’s Avonds werd ik wakker op de intensive care van het
Universitätsklinikum in Freiburg. Ik was er vanuit een streekziekenhuis naartoe
gebracht. De diagnose luidde: sleutelbeen gebroken, jukbeen gebroken, Felsenbein
gebroken, bloeding in flink gezwollen oog en middenoor, hersenschudding,
schedelbasisfractuur, epiduraal hematoom. Vooral dat laatste, de bloeding in
mijn hoofd, baarde zorgen. In de eerst volgende uren zou duidelijk worden of
operatie noodzakelijk was. Herhaaldelijk werd me verteld dat ik ‘viel, viel Glück’
had gehad. En in de overdrachten werd ik die ‘Rennradfahrer ohne Helm’ genoemd.
Het ergst vond ik dat ik mijn zonen en hun vrienden de schrik
van hun leven had bezorgd.

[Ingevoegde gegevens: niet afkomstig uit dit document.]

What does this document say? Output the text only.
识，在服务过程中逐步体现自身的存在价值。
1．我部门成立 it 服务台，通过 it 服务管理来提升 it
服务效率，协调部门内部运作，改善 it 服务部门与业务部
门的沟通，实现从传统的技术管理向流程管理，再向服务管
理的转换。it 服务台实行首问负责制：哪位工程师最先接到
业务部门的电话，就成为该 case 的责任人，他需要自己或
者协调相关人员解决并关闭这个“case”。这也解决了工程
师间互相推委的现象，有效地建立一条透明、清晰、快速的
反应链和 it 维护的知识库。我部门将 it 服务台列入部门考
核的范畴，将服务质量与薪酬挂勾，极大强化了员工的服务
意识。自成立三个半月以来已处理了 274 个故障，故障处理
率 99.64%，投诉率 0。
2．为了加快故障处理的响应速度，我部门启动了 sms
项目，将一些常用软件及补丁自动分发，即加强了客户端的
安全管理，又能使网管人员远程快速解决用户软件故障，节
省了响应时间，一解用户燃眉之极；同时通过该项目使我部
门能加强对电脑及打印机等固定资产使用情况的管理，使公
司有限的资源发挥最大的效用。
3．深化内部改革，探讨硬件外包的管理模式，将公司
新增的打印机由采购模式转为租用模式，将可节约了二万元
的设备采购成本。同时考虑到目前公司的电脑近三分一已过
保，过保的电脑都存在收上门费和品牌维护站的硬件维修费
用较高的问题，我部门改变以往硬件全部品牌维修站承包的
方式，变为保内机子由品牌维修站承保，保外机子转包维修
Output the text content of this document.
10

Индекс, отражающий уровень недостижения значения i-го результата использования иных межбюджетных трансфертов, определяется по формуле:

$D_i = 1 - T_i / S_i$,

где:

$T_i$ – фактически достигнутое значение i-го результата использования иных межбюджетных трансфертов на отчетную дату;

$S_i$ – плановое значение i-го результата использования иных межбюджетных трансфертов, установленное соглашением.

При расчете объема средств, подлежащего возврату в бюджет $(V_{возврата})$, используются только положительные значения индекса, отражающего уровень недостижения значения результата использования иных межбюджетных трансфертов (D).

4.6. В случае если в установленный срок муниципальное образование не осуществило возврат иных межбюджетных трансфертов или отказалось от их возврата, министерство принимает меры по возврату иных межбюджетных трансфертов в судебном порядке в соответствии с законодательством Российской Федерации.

Mijn jongste zoon was het eerst bij me na mijn val
over de glibberige fietspadrand, de oudste ging mee met de ambulance. Hun blik,
hun reactie toen zij bij mij mochten op de intensive care, zal ik nooit
vergeten. Henri, een andere heer, zou zich een dag later bij de groep voegen. Hij bracht Paula, mijn geliefde, mee. In haar armen was er
geen houden meer aan: de tranen bleven stromen
Na drie dagen ging ik over naar een afdeling chirurgie. Weer
zeven dagen en menig onderzoek later, werd ik stabiel genoeg bevonden om met de
ambulance vervoerd te worden. Terug thuis nu, wacht me een lang herstel met
bezoeken aan neuroloog, chirurg en KNO-arts.
Uitgerekend in het jaar dat ik een halve eeuw rondtoer op
een racefiets, moet ik heel deemoedig mijn mening over het dragen van een helm
herzien. Nooit ga ik nog zonder hoofdbescherming op pad. Er is teveel waar ik
(intens) dankbaar voor moet zijn.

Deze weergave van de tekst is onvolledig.